Esquerda ou direita?
Arriscar ou equipar?
Tudo questões que se tornaram num...
DESNORTE TOTAL
“Teneis una como esta?” Pergunta o jovem rasta, num sotaque que denuncia a sua nacionalidade não hispânica.
Na mão exibe uma chave de rodas, daquelas para trocar um pneu furado do carro.
Na berma do estradão de terra e pedras que serpenteia pelo meio da floresta e que serve para aceder aos sectores de escalada, encontramos uma Volkswagen traffic atravessada no caminho e com um pneu totalmente em baixo.

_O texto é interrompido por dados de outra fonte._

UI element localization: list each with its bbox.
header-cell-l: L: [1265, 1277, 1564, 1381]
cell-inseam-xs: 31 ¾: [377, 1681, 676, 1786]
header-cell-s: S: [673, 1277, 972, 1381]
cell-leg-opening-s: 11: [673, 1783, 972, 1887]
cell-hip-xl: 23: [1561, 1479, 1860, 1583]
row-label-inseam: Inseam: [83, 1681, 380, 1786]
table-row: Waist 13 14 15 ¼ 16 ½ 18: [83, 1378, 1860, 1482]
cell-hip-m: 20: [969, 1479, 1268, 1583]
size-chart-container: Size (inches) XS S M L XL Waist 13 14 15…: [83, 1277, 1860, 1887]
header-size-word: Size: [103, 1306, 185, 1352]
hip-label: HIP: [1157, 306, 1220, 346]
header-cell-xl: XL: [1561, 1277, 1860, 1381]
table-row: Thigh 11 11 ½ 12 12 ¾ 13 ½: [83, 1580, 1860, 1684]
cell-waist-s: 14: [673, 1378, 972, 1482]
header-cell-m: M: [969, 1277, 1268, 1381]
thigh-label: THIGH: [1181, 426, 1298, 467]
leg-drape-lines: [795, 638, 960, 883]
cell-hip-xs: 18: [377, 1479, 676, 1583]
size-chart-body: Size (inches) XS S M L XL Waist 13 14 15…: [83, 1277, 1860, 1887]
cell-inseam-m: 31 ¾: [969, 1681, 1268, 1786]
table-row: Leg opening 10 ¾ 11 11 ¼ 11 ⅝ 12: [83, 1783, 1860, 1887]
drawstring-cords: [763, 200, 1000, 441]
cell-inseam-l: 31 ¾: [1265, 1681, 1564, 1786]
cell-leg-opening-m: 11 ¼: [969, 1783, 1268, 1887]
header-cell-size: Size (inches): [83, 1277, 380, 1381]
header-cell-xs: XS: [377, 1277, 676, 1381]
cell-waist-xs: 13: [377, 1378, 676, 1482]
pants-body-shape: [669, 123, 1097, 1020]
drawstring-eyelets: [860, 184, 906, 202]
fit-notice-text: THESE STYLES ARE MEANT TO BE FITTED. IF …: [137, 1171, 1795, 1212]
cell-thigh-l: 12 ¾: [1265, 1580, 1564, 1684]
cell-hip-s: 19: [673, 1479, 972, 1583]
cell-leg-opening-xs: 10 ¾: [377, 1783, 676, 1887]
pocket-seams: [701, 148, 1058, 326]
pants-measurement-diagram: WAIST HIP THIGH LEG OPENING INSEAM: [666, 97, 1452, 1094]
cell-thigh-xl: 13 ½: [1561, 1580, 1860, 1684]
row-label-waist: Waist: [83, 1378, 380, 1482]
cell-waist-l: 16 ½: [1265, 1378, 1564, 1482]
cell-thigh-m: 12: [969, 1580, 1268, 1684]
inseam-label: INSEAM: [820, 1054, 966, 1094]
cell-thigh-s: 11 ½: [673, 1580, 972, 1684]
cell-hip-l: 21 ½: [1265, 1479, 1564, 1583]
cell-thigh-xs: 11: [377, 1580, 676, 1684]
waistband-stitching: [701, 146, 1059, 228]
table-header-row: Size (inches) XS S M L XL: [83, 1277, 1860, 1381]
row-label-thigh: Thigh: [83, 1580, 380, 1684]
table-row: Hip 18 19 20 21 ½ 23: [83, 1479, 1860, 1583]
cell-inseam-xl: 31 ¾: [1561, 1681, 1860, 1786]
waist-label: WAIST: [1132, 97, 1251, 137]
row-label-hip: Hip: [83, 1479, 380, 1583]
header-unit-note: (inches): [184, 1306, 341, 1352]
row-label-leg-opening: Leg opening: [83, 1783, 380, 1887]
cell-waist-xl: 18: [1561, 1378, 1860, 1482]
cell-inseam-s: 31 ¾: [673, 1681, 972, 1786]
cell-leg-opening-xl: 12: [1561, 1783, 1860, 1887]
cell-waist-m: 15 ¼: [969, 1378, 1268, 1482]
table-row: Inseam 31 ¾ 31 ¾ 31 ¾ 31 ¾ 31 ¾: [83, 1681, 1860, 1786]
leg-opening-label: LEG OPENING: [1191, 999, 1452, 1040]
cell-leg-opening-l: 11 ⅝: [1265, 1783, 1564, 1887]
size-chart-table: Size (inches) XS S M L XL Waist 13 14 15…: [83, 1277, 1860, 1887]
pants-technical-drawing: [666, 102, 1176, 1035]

“Es que esto esta roto!” Observamos a chave de rodas, partida e inútil.
“Vamos a ver.” Diz-lhe o Bruno, abrindo o porta bagagens da sua carrinha, deixando à vista um espaço amplo de bancos recostados e diverso material, entre mochilas, sacos de dormir, colchonetas, caixa de comida, mesas e cadeiras de campismo, etc.
Equipamento profissional para... acampar.
Estamos em El Chorro, mesmo a meio de mais um sonho de escalada, vivendo o processo de abertura de um novo itinerário, no epicentro de novas emoções e aventuras.
A chave de rodas emprestada afinal não funciona e o rapaz devolve-nos a ferramenta.
“Tu crees que aqui se puede dormir?” Com aparente despreocupação o jovem aponta para um pequeno prado, situado mesmo ao lado do estradão. Respondemos que em principio não deverá haver problema, desde que desmonte o aparato pela manhã.
Nós próprios, encontrámos o “spot” perfeito, mesmo no meio do bosque, onde passámos as noites.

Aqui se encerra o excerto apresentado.